Can you please name this agency. In my opinion this is appalling behaviour, however if they did this exactly as you describe, then they shouldn’t have a problem with you shining a light on their unique selling practices.

devils_advocate 9:03 am 08 May 17

rommeldog56 said :

At best, in my view its unethical behavior by the Agent. So that others might be warned, which Agent ??

The real estate agent is the seller’s agent. They are required to act in the best interests of the seller. They are entitled to run a silent auction if they wish, and it is the prospective purchaser’s choice as to whether they participate.
The bigger problem – which occurs with many buyers in general – is that they don’t know what value they put on the property. So they offer ‘a bit more’ and ‘a bit more’ and end up spending tens of thousands more than the property was ever worth. All properties are the unique dream property, except for the 10 other identical properties nearby. Once you start viewing properties like this, you can negotiate from a better position.
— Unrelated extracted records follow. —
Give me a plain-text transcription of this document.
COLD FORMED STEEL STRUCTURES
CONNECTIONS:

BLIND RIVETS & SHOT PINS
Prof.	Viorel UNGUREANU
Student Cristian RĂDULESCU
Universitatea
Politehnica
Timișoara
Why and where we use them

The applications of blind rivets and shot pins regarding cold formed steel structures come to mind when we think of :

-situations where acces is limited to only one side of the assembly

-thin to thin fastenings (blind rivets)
carnardly 12:45 am 08 May 17

i would’ve walked away. Possibly was a bogus other client next door and he was just playing you against yourself. That alone would’ve made me hold firm – No dude – you have my offer. Let the seller decide who they want to sell it to. Meanwhile i’ll keep looking.

It worked for me 15 years ago. Specially if it’s just ‘a house’ and not your ‘perfect dream house’. Easy enough to find another one and i don’t play games.

Acton 11:43 am 07 May 17

Name the agency involved so we know who to avoid. If the agency thinks this behaviour is acceptable they will have no objection to getting a free plug. If they don’t think it’s acceptable then they shouldn’t do it. Put the spotlight on the cockroaches.
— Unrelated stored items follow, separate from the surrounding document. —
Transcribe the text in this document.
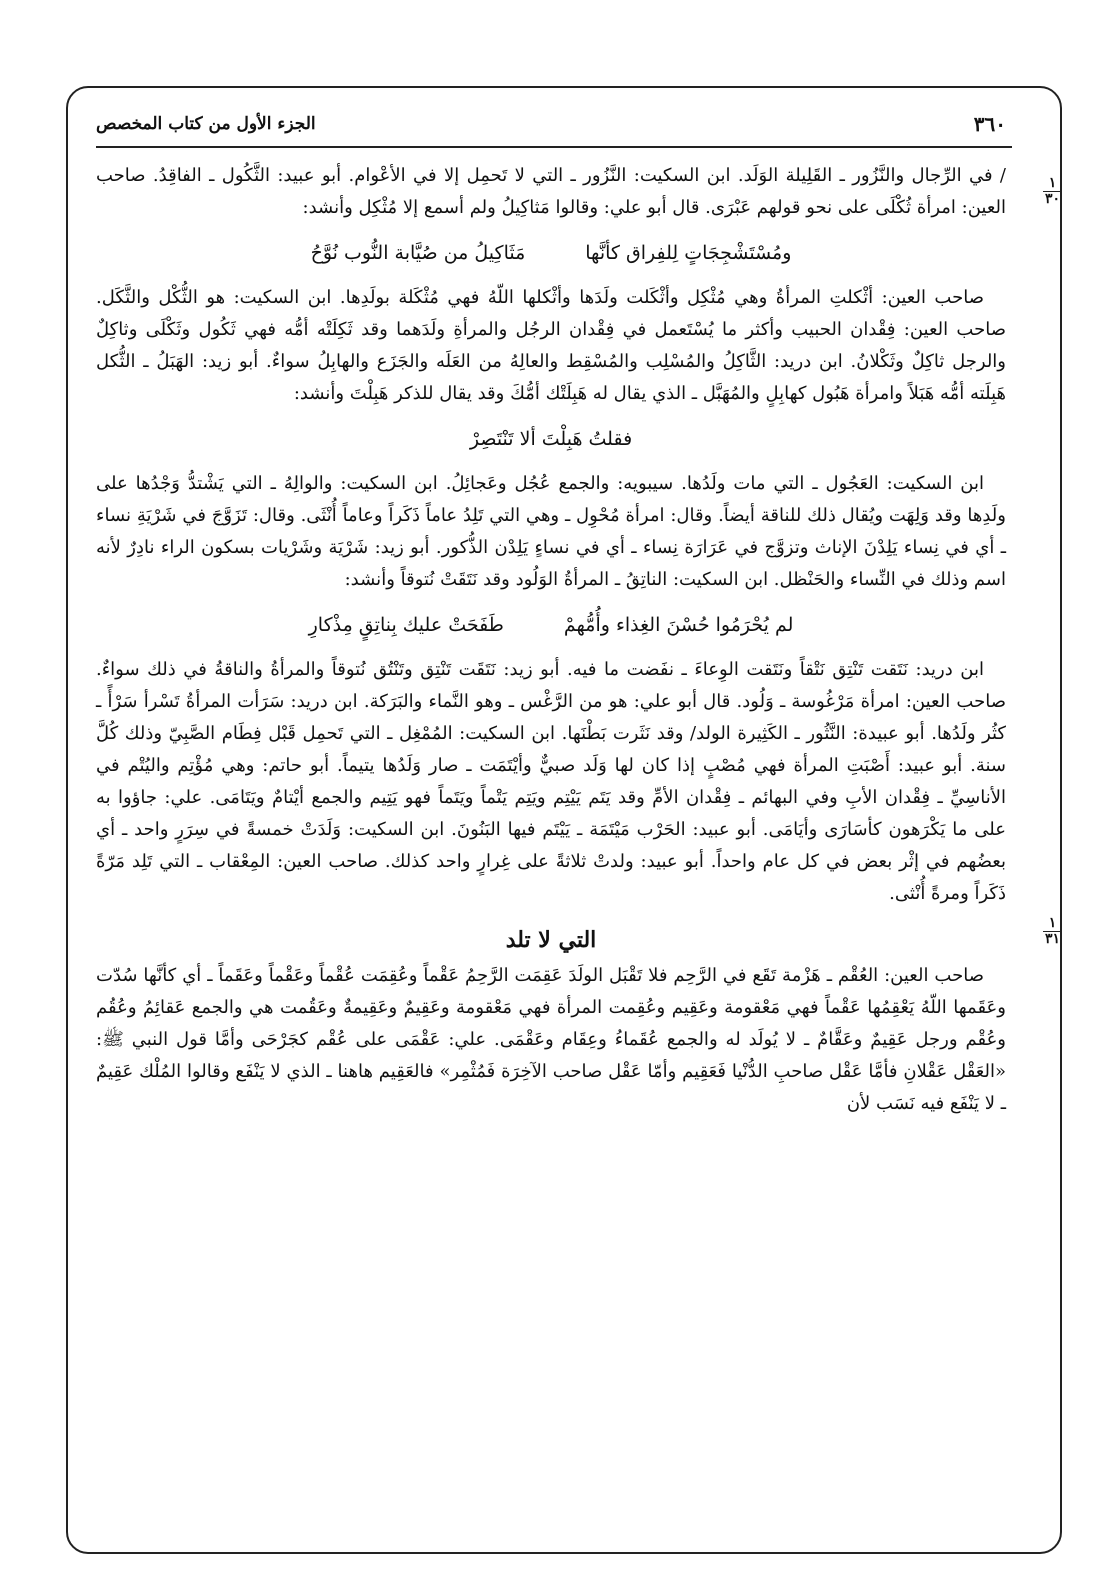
٣٦٠
الجزء الأول من كتاب المخصص
١
٣٠
١
٣١

/ في الرِّجال والنَّزُور ـ القَلِيلة الوَلَد. ابن السكيت: النَّزُور ـ التي لا تَحمِل إلا في الأعْوام. أبو عبيد: الثَّكُول ـ الفاقِدُ. صاحب العين: امرأة ثُكْلَى على نحو قولهم عَبْرَى. قال أبو علي: وقالوا مَثاكِيلُ ولم أسمع إلا مُثْكِل وأنشد:

ومُسْتَشْجِجَاتٍ لِلفِراق كأنَّها
مَثَاكِيلُ من صُيَّابة النُّوب نُوَّحُ

صاحب العين: أثْكلتِ المرأةُ وهي مُثْكِل وأثْكَلت ولَدَها وأثْكلها اللّهُ فهي مُثْكَلة بولَدِها. ابن السكيت: هو الثُّكْل والثَّكَل. صاحب العين: فِقْدان الحبيب وأكثر ما يُسْتَعمل في فِقْدان الرجُل والمرأةِ ولَدَهما وقد ثَكِلَتْه أمُّه فهي ثَكُول وثَكْلَى وثاكِلٌ والرجل ثاكِلٌ وثَكْلانُ. ابن دريد: الثَّاكِلُ والمُسْلِب والمُسْقِط والعالِهُ من العَلَه والجَزَع والهابِلُ سواءٌ. أبو زيد: الهَبَلُ ـ الثُّكل هَبِلَته أمُّه هَبَلاً وامرأة هَبُول كهابِلٍ والمُهَبَّل ـ الذي يقال له هَبِلَتْك أمُّكَ وقد يقال للذكر هَبِلْتَ وأنشد:

فقلتُ هَبِلْتَ ألا تَنْتَصِرْ

ابن السكيت: العَجُول ـ التي مات ولَدُها. سيبويه: والجمع عُجُل وعَجائِلُ. ابن السكيت: والوالِهُ ـ التي يَشْتدُّ وَجْدُها على ولَدِها وقد وَلِهَت ويُقال ذلك للناقة أيضاً. وقال: امرأة مُحْوِل ـ وهي التي تَلِدُ عاماً ذَكَراً وعاماً أُنْثَى. وقال: تَزَوَّجَ في شَرْيَةِ نساء ـ أي في نِساء يَلِدْنَ الإناث وتزوَّج في عَرَارَة نِساء ـ أي في نساءٍ يَلِدْن الذُّكور. أبو زيد: شَرْيَة وشَرْيات بسكون الراء نادِرٌ لأنه اسم وذلك في النِّساء والحَنْظل. ابن السكيت: الناتِقُ ـ المرأةُ الوَلُود وقد نَتَقَتْ نُتوقاً وأنشد:

لم يُحْرَمُوا حُسْنَ الغِذاء وأُمُّهمْ
طَفَحَتْ عليك بِناتِقٍ مِذْكارِ

ابن دريد: نَتَقت تَنْتِق نَتْقاً ونَتَقت الوِعاءَ ـ نفَضت ما فيه. أبو زيد: نَتَقَت تَنْتِق وتَنْتُق نُتوقاً والمرأةُ والناقةُ في ذلك سواءٌ. صاحب العين: امرأة مَرْغُوسة ـ وَلُود. قال أبو علي: هو من الرَّغْس ـ وهو النَّماء والبَرَكة. ابن دريد: سَرَأت المرأةُ تَسْرأ سَرْأً ـ كثُر ولَدُها. أبو عبيدة: النَّثُور ـ الكَثِيرة الولد/ وقد نَثَرت بَطْنَها. ابن السكيت: المُمْغِل ـ التي تَحمِل قَبْل فِطَام الصَّبِيّ وذلك كُلَّ سنة. أبو عبيد: أَصْبَتِ المرأة فهي مُصْبٍ إذا كان لها وَلَد صبيٌّ وأيْتَمَت ـ صار وَلَدُها يتيماً. أبو حاتم: وهي مُؤْتِم واليُتْم في الأناسِيِّ ـ فِقْدان الأبِ وفي البهائم ـ فِقْدان الأمِّ وقد يَتَم يَيْتِم ويَتِم يَتْماً ويَتَماً فهو يَتِيم والجمع أيْتامٌ ويَتَامَى. علي: جاؤوا به على ما يَكْرَهون كأسَارَى وأيَامَى. أبو عبيد: الحَرْب مَيْتَمَة ـ يَيْتَم فيها البَنُونَ. ابن السكيت: وَلَدَتْ خمسةً في سِرَرٍ واحد ـ أي بعضُهم في إثْر بعض في كل عام واحداً. أبو عبيد: ولدتْ ثلاثةً على غِرارٍ واحد كذلك. صاحب العين: المِعْقاب ـ التي تَلِد مَرّةً ذَكَراً ومرةً أُنْثى.

التي لا تلد

صاحب العين: العُقْم ـ هَزْمة تَقَع في الرَّحِم فلا تَقْبَل الولَدَ عَقِمَت الرَّحِمُ عَقْماً وعُقِمَت عُقْماً وعَقْماً وعَقَماً ـ أي كأنَّها سُدّت وعَقَمها اللّهُ يَعْقِمُها عَقْماً فهي مَعْقومة وعَقِيم وعُقِمت المرأة فهي مَعْقومة وعَقِيمٌ وعَقِيمةٌ وعَقُمت هي والجمع عَقائِمُ وعُقُم وعُقْم ورجل عَقِيمٌ وعَقَّامٌ ـ لا يُولَد له والجمع عُقَماءُ وعِقَام وعَقْمَى. علي: عَقْمَى على عُقْم كجَرْحَى وأمَّا قول النبي ﷺ: «العَقْل عَقْلانِ فأمَّا عَقْل صاحبِ الدُّنْيا فَعَقِيم وأمّا عَقْل صاحب الآخِرَة فَمُثْمِر» فالعَقِيم هاهنا ـ الذي لا يَنْفَع وقالوا المُلْك عَقِيمٌ ـ لا يَنْفَع فيه نَسَب لأن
rommeldog56 11:29 am 07 May 17

At best, in my view its unethical behavior by the Agent. So that others might be warned, which Agent ??

ACTResident 9:09 am 07 May 17

Thanks for the responses. I want to add that the purchase can not be reversed now. I was hesitating what to do, seeking ideas, however, I was not smart enough to stop it.

Tracy 12:49 am 07 May 17

That would depend on whether you waived the cooling off period and how long ago you signed the contract.

Catanat 9:39 pm 06 May 17

We had a similar experience many years ago, when we bought our first home. After being pressured to increase our offer (we did increase it a little and it still irks me), I got fed up with the back and forth and had a go at the agent.
Check your contract to see if there’s a cooling off period – you may be able to get out of it.